Monday, January 6, 2014

Balanced

Everything I learned about money, I learned from MasterCard. No, seriously. It was August of 1991 and I was an entering freshman at the University of Texas at Austin. It was a hot summer afternoon—they are all hot in August in Austin—and I had just finished my last trip to purchase my books for the upcoming semester. As I headed out the door, books and class schedule in hand, I was greeted by a friendly stranger who offered me the coolest blue phone if I would simply sign up for a MasterCard. At first I resisted, but the allure of that cool blue phone was too much to resist. I gave a complete stranger my Social Security number, my address, and my John Hancock. Within a week I had my very own and very first credit card. I had grown up, or so I thought.

At first, my credit card sat idly in my desk drawer. I had no need of it. I didn’t even know how to use it, not really. Slowly the card migrated to my wallet and from my wallet into the hands of pizza shop owners, clothing store associates, even the occasional S.C.U.B.A. dive shop owner. Before I knew it, MasterCard told me that we had a relationship that required me to pay them more than I currently had in my bank account, and that on a monthly basis. My free-wheeling, fun-loving life as a college freshman came to a screeching halt. I needed a job. Fast!

I found that job and with that job and my subsequent payments, MasterCard rewarded me with a larger limit which I promptly reached. Suddenly, I needed another job, so I picked up side work during the Christmas and summer breaks. MasterCard rewarded my faithfulness and determination with larger limits which I felt I must demonstrate I could reach. By the time I entered grad school I was working at least two to three jobs at a time. All I could think about was money. How to make it. How to spend it. How to make more of it. How to spend more of it. I used to dream of winning the lottery, though I never could bring myself to play. So, I would dream of having a rich relative die and leave me an inheritance. The problem was that I didn’t have a rich relative. So, I would dream about what it would be like to have a rich relative.

My life became centered around money. I had to have more, and more, and more. The more I made, the more I spent. The more I spent, the more I wanted. Then I began to notice a few things. I was spending more and more time fantasizing about money, how to make it and how to spend it. I would go for runs on sultry New Orleans nights and realize that I had spent the entire time thinking about money. I discovered that when people needed money around me, I would look for ways to excuse myself. I actually got angry and defensive when people would ask me to share or to give. It was mine. Mine. MINE! Ok. That was never external. That would be weird, but it was what was going on inside. I found I would count my money, pour over my earnings and prospective earnings not once but over and over again, and not just for the present but for months and years into the future. Finally I came to a realization. I loved money, a lot. I didn’t just love money. I was worshiping money and it was bending me, breaking me, deforming me into a person I did not want to be but was quickly becoming. Perhaps I was already that person.

Whether I was or was becoming, the point was that I despised the end result of the trajectory I was on. Money was a hard master and I didn’t want to serve it any more. So, I got out my scissors and I cut up my MasterCard and began the long road back. I began to give as a matter of discipline, even when it felt as if I had nothing to give. I began to delay the satisfaction of my wants even when my wants seemed justified and necessary. I reduced my spending and sought to turn my thoughts back to God even as they drifted to money over and over again. It took some time, but slowly a new person began to emerge, a person I liked a whole lot better, a person who was much calmer, more relaxed, less worried. The only downside of it all was that this new person who emerged has a deep distrust of strangers offering free phones.

A fellow traveler,

Blake


What’s my next step?

We encourage you to consider engaging in the following as a way of handing off faith in your family.

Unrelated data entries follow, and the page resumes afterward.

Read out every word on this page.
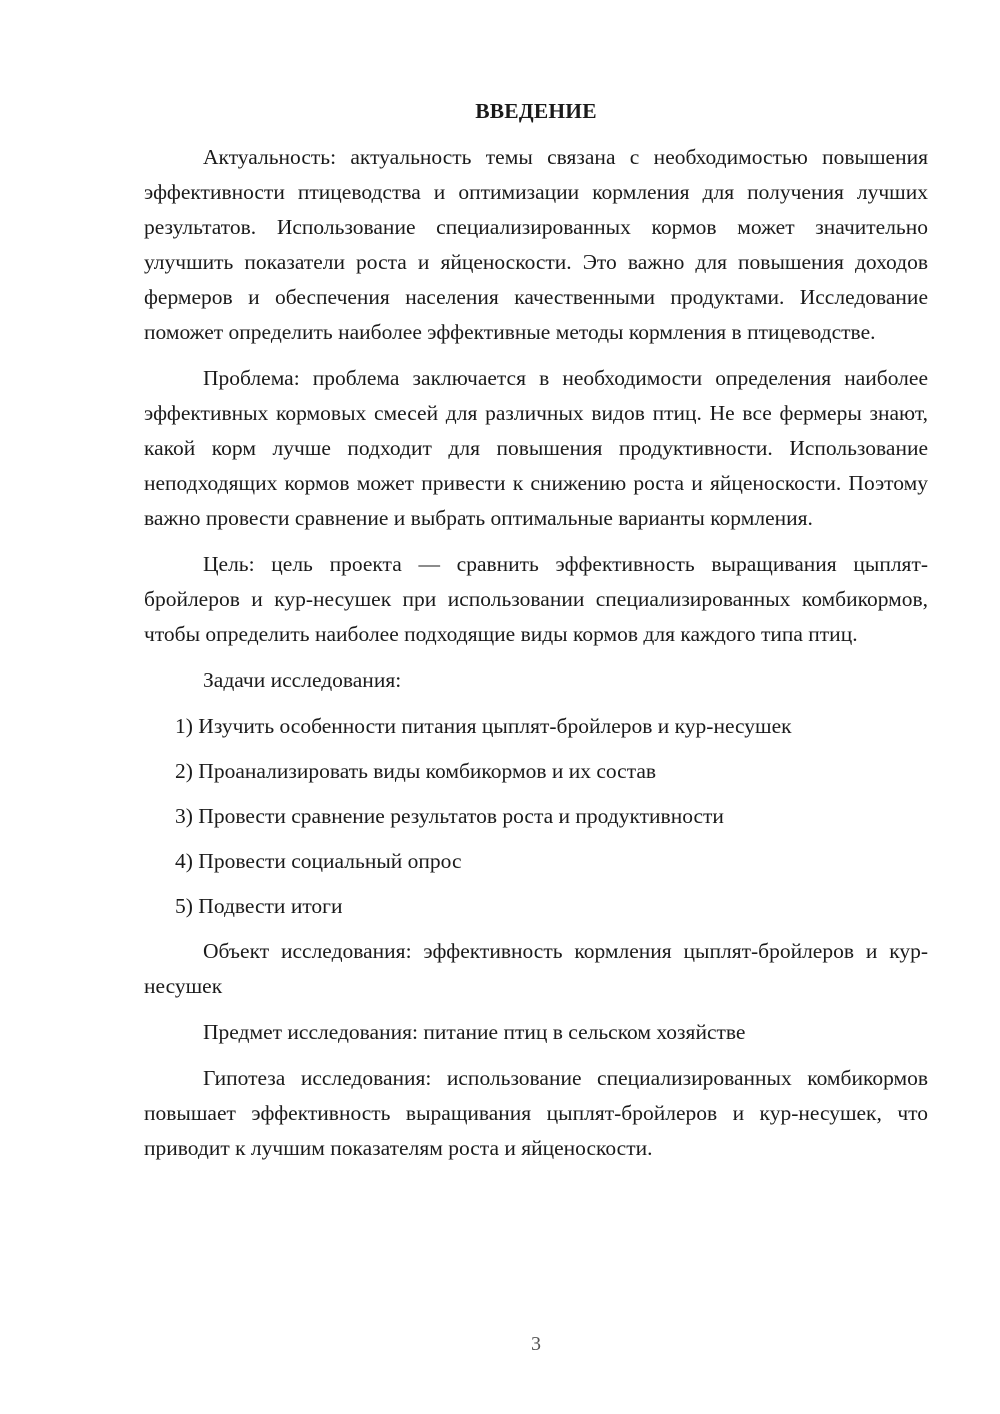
ВВЕДЕНИЕ

Актуальность: актуальность темы связана с необходимостью повышения эффективности птицеводства и оптимизации кормления для получения лучших результатов. Использование специализированных кормов может значительно улучшить показатели роста и яйценоскости. Это важно для повышения доходов фермеров и обеспечения населения качественными продуктами. Исследование поможет определить наиболее эффективные методы кормления в птицеводстве.

Проблема: проблема заключается в необходимости определения наиболее эффективных кормовых смесей для различных видов птиц. Не все фермеры знают, какой корм лучше подходит для повышения продуктивности. Использование неподходящих кормов может привести к снижению роста и яйценоскости. Поэтому важно провести сравнение и выбрать оптимальные варианты кормления.

Цель: цель проекта — сравнить эффективность выращивания цыплят-бройлеров и кур-несушек при использовании специализированных комбикормов, чтобы определить наиболее подходящие виды кормов для каждого типа птиц.

Задачи исследования:

1) Изучить особенности питания цыплят-бройлеров и кур-несушек

2) Проанализировать виды комбикормов и их состав

3) Провести сравнение результатов роста и продуктивности

4) Провести социальный опрос

5) Подвести итоги

Объект исследования: эффективность кормления цыплят-бройлеров и кур-несушек

Предмет исследования: питание птиц в сельском хозяйстве

Гипотеза исследования: использование специализированных комбикормов повышает эффективность выращивания цыплят-бройлеров и кур-несушек, что приводит к лучшим показателям роста и яйценоскости.

3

Teach your children about money:  We often move from using money to money using us (the idolatry of money) for no other reason than no one ever taught us about money’s proper use. This week consider having a conversation with your children about money. If they get an allowance or have a job, consider having them track their spending this week so that they might see trends in the way they handle money. If they do not have an allowance, consider giving them a small allowance for the purpose of beginning to teach them how to handle money. Talk with them about the value of what you have given them and discuss how what you have given might be used.

We encourage you to consider engaging in the following as a way of deepening your own faith.

Track your spending:  Life can easily become centered around money rather than God. In fact, Jesus noted that one of the chief competitors for our devotion is money (Matthew 6.24). The tragedy about a devotion to money is that this devotion rarely becomes apparent until it is too late and the consequences are devastating. This week, consider opening your spending habits to examination with God, allowing him to speak to the presence or absence of a devotion to money in your life. Write down everything you spend this week and the reason for which you spent your monies. At the end of the week, spend time with God and your spending record. Ask him to reveal to you trends or trajectories that might reveal areas in which money is using you rather than you using money. Ask him to speak into these areas, directing you in the path you should go.